Plus tard, au soir du 11 décembre, le juge William Ehrcke de la Cour suprême de Colombie-Britannique a libéré « Madame Huawei » sous caution (10 millions CAD, soit 7,5 millions USD), car elle a accepté de remettre ses passeports aux autorités, de s’installer dans l’une de ses résidences de Vancouver, de payer un garde du corps pour la garder 24 heures sur 24 et de porter un bracelet GPS à sa cheville. La bataille à venir sur la question de son extradition vers les États-Unis pourrait durer des mois et, alors que Mme Meng est attendue devant le tribunal le 6 février, les États-Unis disposent de 60 jours à compter de la date de l’arrestation provisoire pour adresser une demande formelle d’extradition accompagnée de pièces justificatives au Canada. Le ministère canadien de la Justice disposera ensuite de 30 jours pour examiner la demande et, à ce stade, un juge, au terme d’une audience, prononcera la décision finale.

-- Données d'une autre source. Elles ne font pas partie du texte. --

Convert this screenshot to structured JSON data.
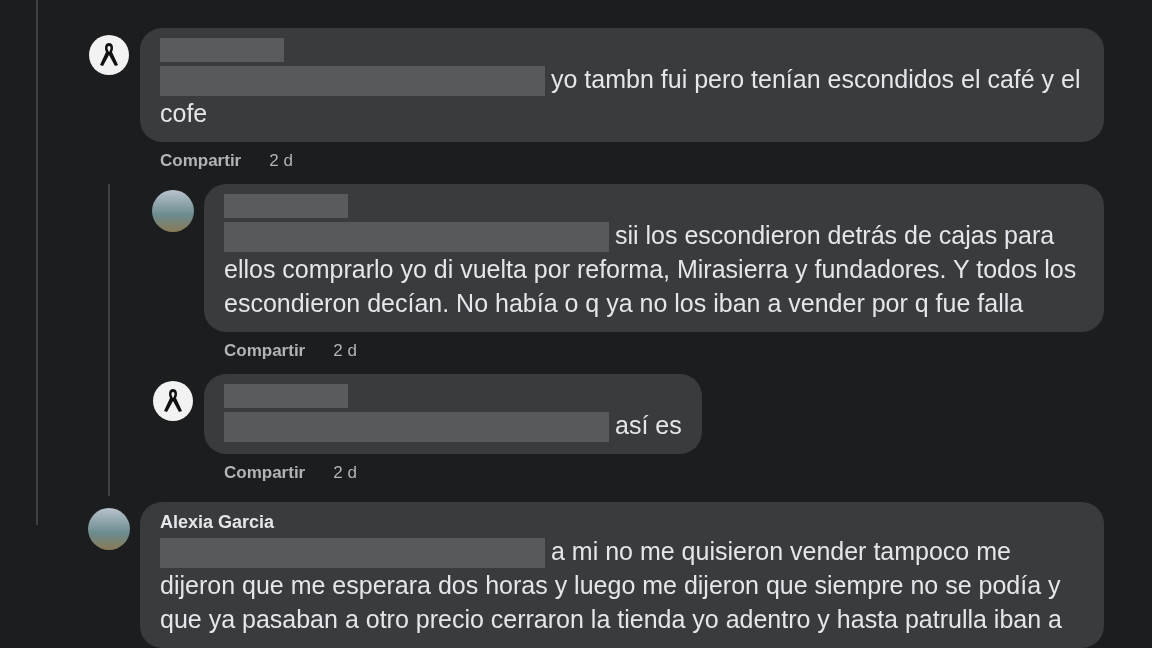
{
  "comments": [
    {
      "kind": "ribbon",
      "text": "yo tambn fui pero tenían escondidos el café y el cofe",
      "share": "Compartir",
      "time": "2 d",
      "children": [
        {
          "kind": "photo",
          "text": "sii los escondieron detrás de cajas para ellos comprarlo yo di vuelta por reforma, Mirasierra y fundadores. Y todos los escondieron decían. No había o q ya no los iban a vender por q fue falla",
          "share": "Compartir",
          "time": "2 d"
        },
        {
          "kind": "ribbon",
          "text": "así es",
          "share": "Compartir",
          "time": "2 d"
        }
      ]
    },
    {
      "kind": "photo",
      "author": "Alexia Garcia",
      "text": "a mi no me quisieron vender tampoco me dijeron que me esperara dos horas y luego me dijeron que siempre no se podía y que ya pasaban a otro precio cerraron la tienda yo adentro y hasta patrulla iban a"
    }
  ]
}
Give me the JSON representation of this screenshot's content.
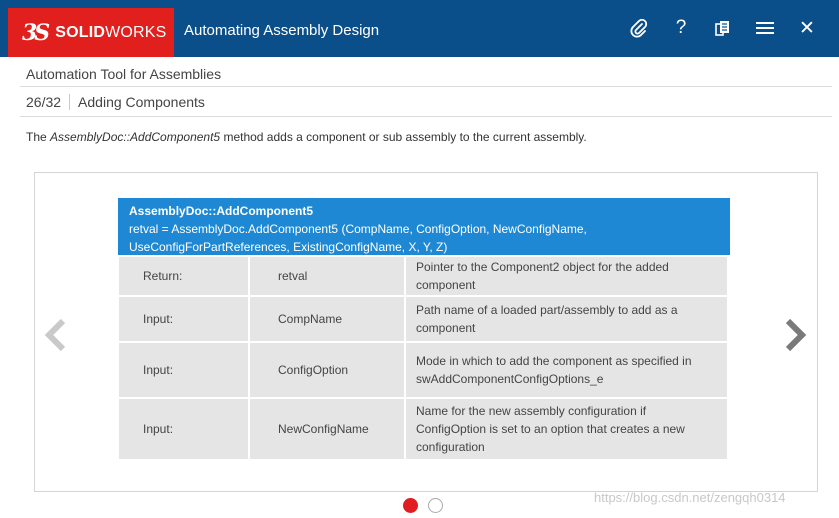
{
  "header": {
    "logo_ds": "3S",
    "logo_solid": "SOLID",
    "logo_works": "WORKS",
    "app_title": "Automating Assembly Design",
    "icons": [
      "paperclip-icon",
      "help-icon",
      "document-icon",
      "menu-icon",
      "close-icon"
    ],
    "help_glyph": "?",
    "close_glyph": "✕"
  },
  "subtitle": "Automation Tool for Assemblies",
  "breadcrumb": {
    "count": "26/32",
    "label": "Adding Components"
  },
  "intro": {
    "before": "The ",
    "method": "AssemblyDoc::AddComponent5",
    "after": " method adds a component or sub assembly to the current assembly."
  },
  "card": {
    "title": "AssemblyDoc::AddComponent5",
    "signature_line1": "retval = AssemblyDoc.AddComponent5 (CompName, ConfigOption, NewConfigName,",
    "signature_line2": "UseConfigForPartReferences, ExistingConfigName, X, Y, Z)",
    "rows": [
      {
        "kind": "Return:",
        "param": "retval",
        "desc": "Pointer to the Component2 object for the added component"
      },
      {
        "kind": "Input:",
        "param": "CompName",
        "desc": "Path name of a loaded part/assembly to add as a component"
      },
      {
        "kind": "Input:",
        "param": "ConfigOption",
        "desc": "Mode in which to add the component as specified in swAddComponentConfigOptions_e"
      },
      {
        "kind": "Input:",
        "param": "NewConfigName",
        "desc": "Name for the new assembly configuration if ConfigOption is set to an option that creates a new configuration"
      }
    ]
  },
  "pagination": {
    "total": 2,
    "active": 0
  },
  "watermark": "https://blog.csdn.net/zengqh0314",
  "colors": {
    "header_bg": "#0b4f8a",
    "logo_bg": "#e1201d",
    "card_header": "#1e88d4",
    "cell_bg": "#e5e5e5",
    "dot_active": "#e11d21"
  }
}
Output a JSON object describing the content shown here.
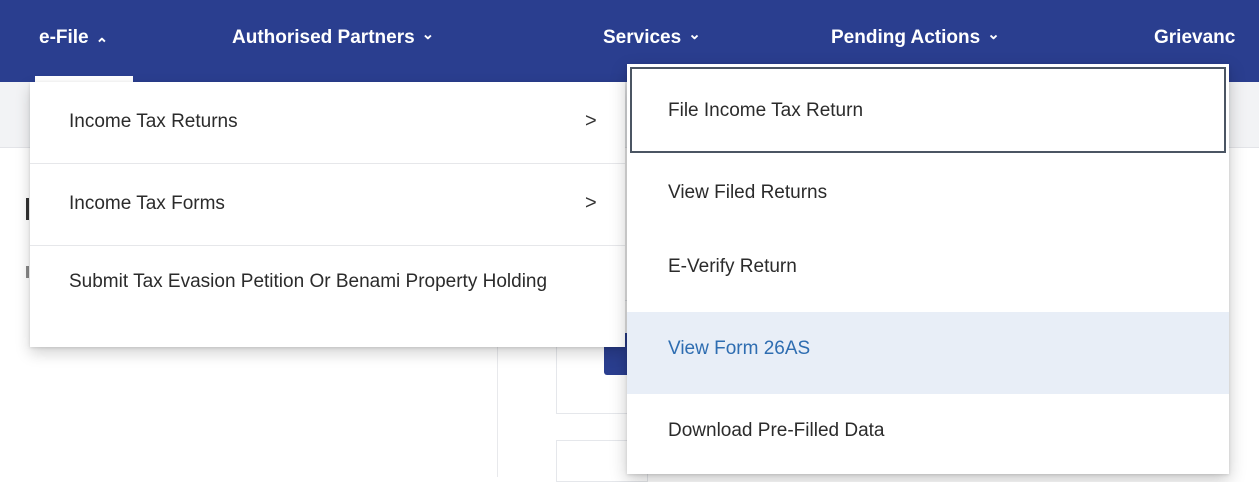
{
  "nav": {
    "items": [
      {
        "label": "e-File",
        "chevron": "⌃"
      },
      {
        "label": "Authorised Partners",
        "chevron": "⌄"
      },
      {
        "label": "Services",
        "chevron": "⌄"
      },
      {
        "label": "Pending Actions",
        "chevron": "⌄"
      },
      {
        "label": "Grievanc"
      }
    ]
  },
  "efile_menu": {
    "items": [
      {
        "label": "Income Tax Returns",
        "arrow": ">"
      },
      {
        "label": "Income Tax Forms",
        "arrow": ">"
      },
      {
        "label": "Submit Tax Evasion Petition Or Benami Property Holding"
      }
    ]
  },
  "returns_submenu": {
    "items": [
      {
        "label": "File Income Tax Return"
      },
      {
        "label": "View Filed Returns"
      },
      {
        "label": "E-Verify Return"
      },
      {
        "label": "View Form 26AS"
      },
      {
        "label": "Download Pre-Filled Data"
      }
    ]
  },
  "colors": {
    "navbar": "#2a3e8f",
    "hover_bg": "#e8eef7",
    "hover_text": "#2e6db1"
  }
}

La diplomatie chinoise est très embarrassée et Pékin, bien que des manifestants acquis à la cause de Mme Meng aient investi la cour du tribunal de Vancouver munis de pancartes, recherche un équilibre en faisant profil bas d’une part, et en témoignant a priori son soutien à la dirigeante de Huawei, d’autre part. Pendant ce temps, durant le week-end, les marchés se sont vite ressaisis et d’aucuns sont convaincus que l’arrestation retentissante de Mme Meng n’était rien d’autre qu’une autre manigance orchestrée par Washington pour faire pression sur Pékin. Les partisans de cette version, ou mieux, ceux qui estiment que cet incident n’est rien d’autre qu’un épisode de la guerre des tarifs où tous les coups sont permis entre les États-Unis et la Chine, avancent comme argument le fait que l’arrestation de « Lady Huawei » soit intervenue le lendemain du sommet du G20 à Buenos Aires en Argentine. L’accord provisoire conclu par Pékin et Washington le 2 décembre impose en effet une trêve de 90 jours qui permet aux protagonistes de se séparer sans vainqueur ni perdant (du moins pour l’instant).

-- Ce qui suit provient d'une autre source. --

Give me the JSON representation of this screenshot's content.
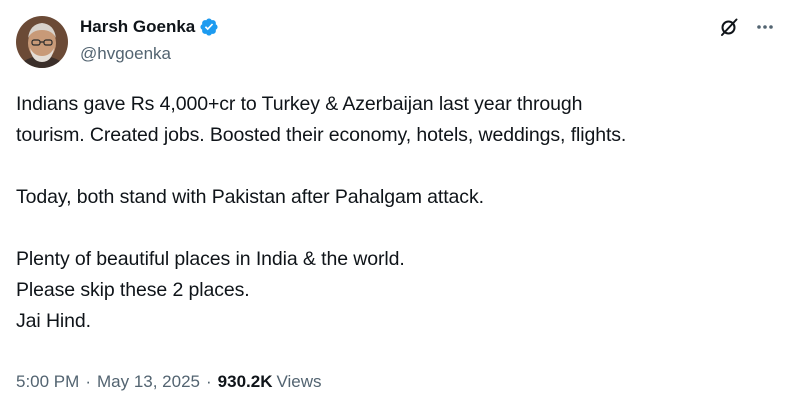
{
  "author": {
    "display_name": "Harsh Goenka",
    "handle": "@hvgoenka",
    "verified": true,
    "verified_color": "#1d9bf0"
  },
  "icons": {
    "verified": "verified-badge-icon",
    "grok": "grok-icon",
    "more": "more-icon"
  },
  "tweet": {
    "lines": [
      "Indians gave Rs 4,000+cr to Turkey & Azerbaijan last year through",
      "tourism. Created jobs. Boosted their economy, hotels, weddings, flights.",
      "",
      "Today, both stand with Pakistan after Pahalgam attack.",
      "",
      "Plenty of beautiful places in India & the world.",
      "Please skip these 2 places.",
      "Jai Hind."
    ]
  },
  "meta": {
    "time": "5:00 PM",
    "separator": "·",
    "date": "May 13, 2025",
    "views_count": "930.2K",
    "views_label": "Views"
  },
  "colors": {
    "text_primary": "#0f1419",
    "text_secondary": "#536471",
    "accent": "#1d9bf0"
  }
}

Quant à l’arrestation à proprement parler, elle est motivée par le fait que certaines des pièces utilisées dans les appareils Huawei sont produites aux États-Unis et, par conséquent, vendre ces appareils à l’Iran constitue un délit conformément à la loi américaine. Quoi qu’il en soit, en réalité, la question la plus importante est celle qui se profile derrière l’affaire Meng Wanzhou.
En effet, depuis longtemps, Huawei et ZTE Corporation (une autre société de télécommunications chinoise anciennement appelée Zhongxing Semiconductor Co. Ltd et fondée en 1985, également à Shenzhen) sont dans l’œil du cyclone pour des soupçons d’espionnage. Les services secrets de la moitié du monde occidental y travaillent. Les smartphones, les tablettes et même les ordinateurs fabriqués par Huawei et ZTE comporteraient des dispositifs pouvant intercepter et enregistrer les appels téléphoniques et les messages d’utilisateurs à travers le monde qui ne se doutent de rien. Grâce à leur qualité incontestable et leurs prix concurrentiels, les produits Huawei comptent aujourd’hui parmi les plus vendus en occident. D’un point de vue technique, il est très facile d’intégrer de tels dispositifs dans les téléphones, les tablettes et les PC, surtout si le fabricant s’y prend à la source. Ces allégations ont pourtant une autre implication majeure : Huawei et ZTE commettraient cette infraction de mèche avec le Parti communiste chinois (PCC). Ainsi, s’il s’avère que Huawei et ZTE espionnent leurs clients, cela signifierait que la plupart de leurs clients sont pratiquement exposés au contrôle total du gouvernement répressif de Pékin.
Mais il y a pire encore. Huawei travaille sur un système d’interception qui n’est pas uniquement lié à ses produits (que vous pouvez choisir d’acheter ou non), mais plutôt basé sur une structure globale susceptible de contrôler tout appareil électronique de communication. Pour y parvenir de manière relativement simple, le mastodonte chinois pourrait tirer parti du passage d’Internet à la technologie 5G (c’est à dire de « 5e génération ») dont nous rêvons tous parce qu’elle offrirait une performance et une vitesse bien plus grandes que la technologie actuelle, ainsi qu’un système d’interface utilisateurs-services digne d’un scénario de science-fiction.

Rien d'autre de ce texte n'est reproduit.